Botany Blog Plants of the Northeastern U.S.

March 22, 2012

Monarch Butterfly Populations Declining

The larvae of Monarch Butterflies (Danaus plexippus) feed exclusively on plants in the genus Asclepias (Milkweeds) and a few other related genera.

Monarch caterpillar on butterfly weed

Monarch larva on Butterfly Weed (Asclepias tuberosa)

According to a new study published in the journal Insect Conservation and Diversity (Pleasants & Oberhauser, 2012), overwintering monarch butterfly populations in Mexico have declined by about half since 1999. This is correlated with an estimated 58% decline in milkweed populations in the Midwest and a corresponding decline of 81% in monarch breeding success. These effects are most likely due to the widespread use of Glyphosate on genetically modified crops immune to the herbicide (i.e. Roundup Ready crops).

March 17, 2012

Plants blooming now

Filed under: Naturalized Plants,North American Native Plants — admin @ 14:57

With the exceptionally warm weather we are experiencing now in the northeast, I decided to take a trip to Little York to see if any plants were blooming. While the spring ephemerals are still at least a few weeks from flowering I did find Daphne and Speckled Alder in full bloom.

Speckled Alder

Speckled Alder

The male flowers are in the larger catkins, while the female flowers are in the short reddish ones. Daphne has more showy blooms, with 4 magenta petal-like sepals and a light fragrance. While the speckled alder is a native wetland shrub, Daphne mezereum is native to Europe and parts of Asia. It can be found in some of our rich woodlands, often along trails. The flowers are followed by bright red fruit in May or June.

February Daphne

Not much else was flowering, however the maples and aspens appear to be flowering on the hillsides a few weeks earlier than I’ve seen in previous years.

March 11, 2012

European Frog-bit

Filed under: Naturalized Plants — admin @ 12:32

The European frog-bit (Hydrocharis morsus-ranae) is thought to have been first introduced to St. Lawrence County in New York in 1974. The distribution map from the NY Flora Atlas (below) shows the counties where specimens have been collected.

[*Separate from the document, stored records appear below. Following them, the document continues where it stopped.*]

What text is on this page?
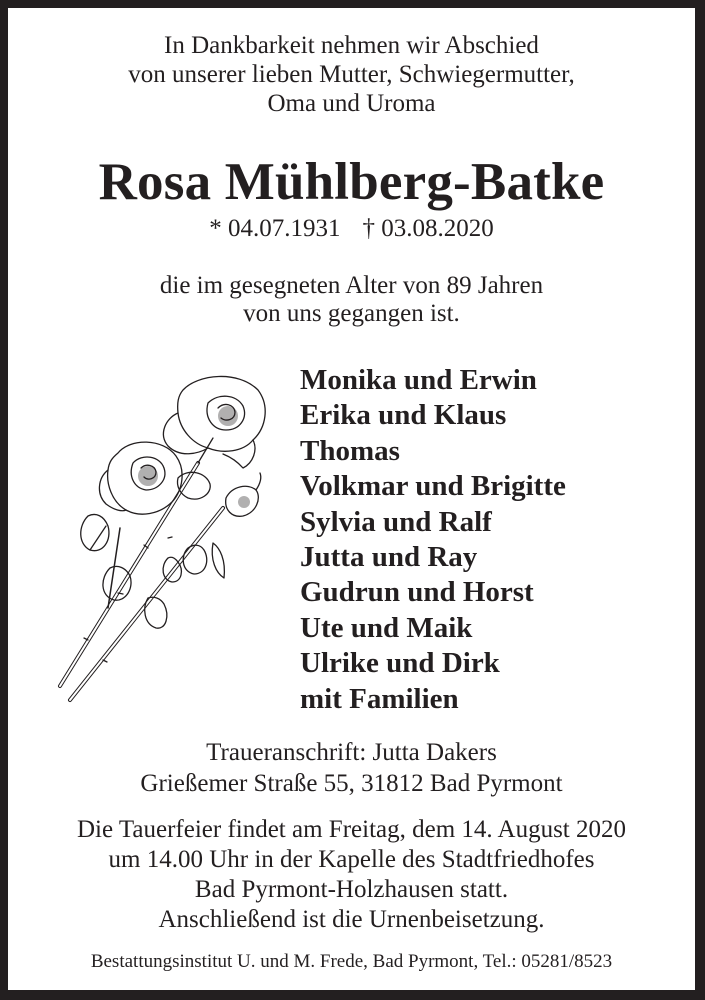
In Dankbarkeit nehmen wir Abschied
von unserer lieben Mutter, Schwiegermutter,
Oma und Uroma
Rosa Mühlberg-Batke
* 04.07.1931 † 03.08.2020
die im gesegneten Alter von 89 Jahren
von uns gegangen ist.
Monika und Erwin
Erika und Klaus
Thomas
Volkmar und Brigitte
Sylvia und Ralf
Jutta und Ray
Gudrun und Horst
Ute und Maik
Ulrike und Dirk
mit Familien
Traueranschrift: Jutta Dakers
Grießemer Straße 55, 31812 Bad Pyrmont
Die Tauerfeier findet am Freitag, dem 14. August 2020
um 14.00 Uhr in der Kapelle des Stadtfriedhofes
Bad Pyrmont-Holzhausen statt.
Anschließend ist die Urnenbeisetzung.
Bestattungsinstitut U. und M. Frede, Bad Pyrmont, Tel.: 05281/8523
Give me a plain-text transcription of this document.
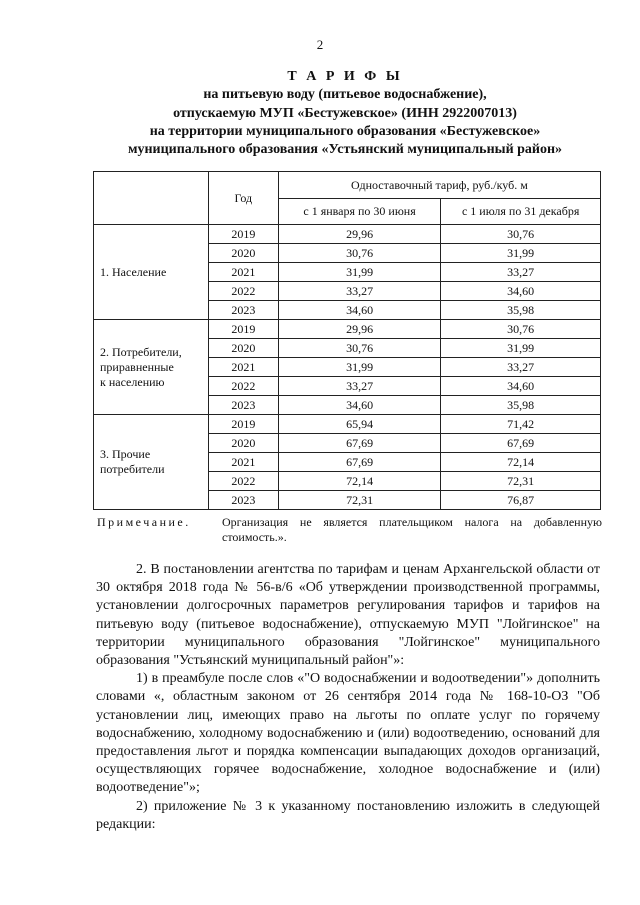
2
Т А Р И Ф Ы
на питьевую воду (питьевое водоснабжение),
отпускаемую МУП «Бестужевское» (ИНН 2922007013)
на территории муниципального образования «Бестужевское»
муниципального образования «Устьянский муниципальный район»
	Год	Одноставочный тариф, руб./куб. м	
		с 1 января по 30 июня	с 1 июля по 31 декабря
1. Население	2019	29,96	30,76
	2020	30,76	31,99
	2021	31,99	33,27
	2022	33,27	34,60
	2023	34,60	35,98

2. Потребители,
приравненные
к населению	2019	29,96	30,76
	2020	30,76	31,99
	2021	31,99	33,27
	2022	33,27	34,60
	2023	34,60	35,98

3. Прочие
потребители	2019	65,94	71,42
	2020	67,69	67,69
	2021	67,69	72,14
	2022	72,14	72,31
	2023	72,31	76,87
Примечание.	Организация не является плательщиком налога на добавленную стоимость.».

2. В постановлении агентства по тарифам и ценам Архангельской области от 30 октября 2018 года № 56-в/6 «Об утверждении производственной программы, установлении долгосрочных параметров регулирования тарифов и тарифов на питьевую воду (питьевое водоснабжение), отпускаемую МУП "Лойгинское" на территории муниципального образования "Лойгинское" муниципального образования "Устьянский муниципальный район"»:

1) в преамбуле после слов «"О водоснабжении и водоотведении"» дополнить словами «, областным законом от 26 сентября 2014 года № 168-10-ОЗ "Об установлении лиц, имеющих право на льготы по оплате услуг по горячему водоснабжению, холодному водоснабжению и (или) водоотведению, оснований для предоставления льгот и порядка компенсации выпадающих доходов организаций, осуществляющих горячее водоснабжение, холодное водоснабжение и (или) водоотведение"»;

2) приложение № 3 к указанному постановлению изложить в следующей редакции:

Frog-bit range in New York

This map does not appear to reflect the current distribution of this species. I have observed it at Raquette Lake in Hamilton County and at Three Rivers in Onondaga County. It likely spread to the latter area from Oneida Lake via the Oneida River. This species looks like a tiny water lily with 3 white petals. It might be confused with the native Nymphoides cordata, which has 5 petals.

Common Frog-bit

European Frog-bit

There is an American frog-bit (Limnolobium spongia) that is native further south of New York and is occasionally introduced. It differs from the European frog-bit in having branched (rather than unbranched) roots, petals less than 1.5 times as long as the sepals (rather than more than 1.5 times as long), and one stipule per leaf that is attached below the petiole (rather than 2 free stipules).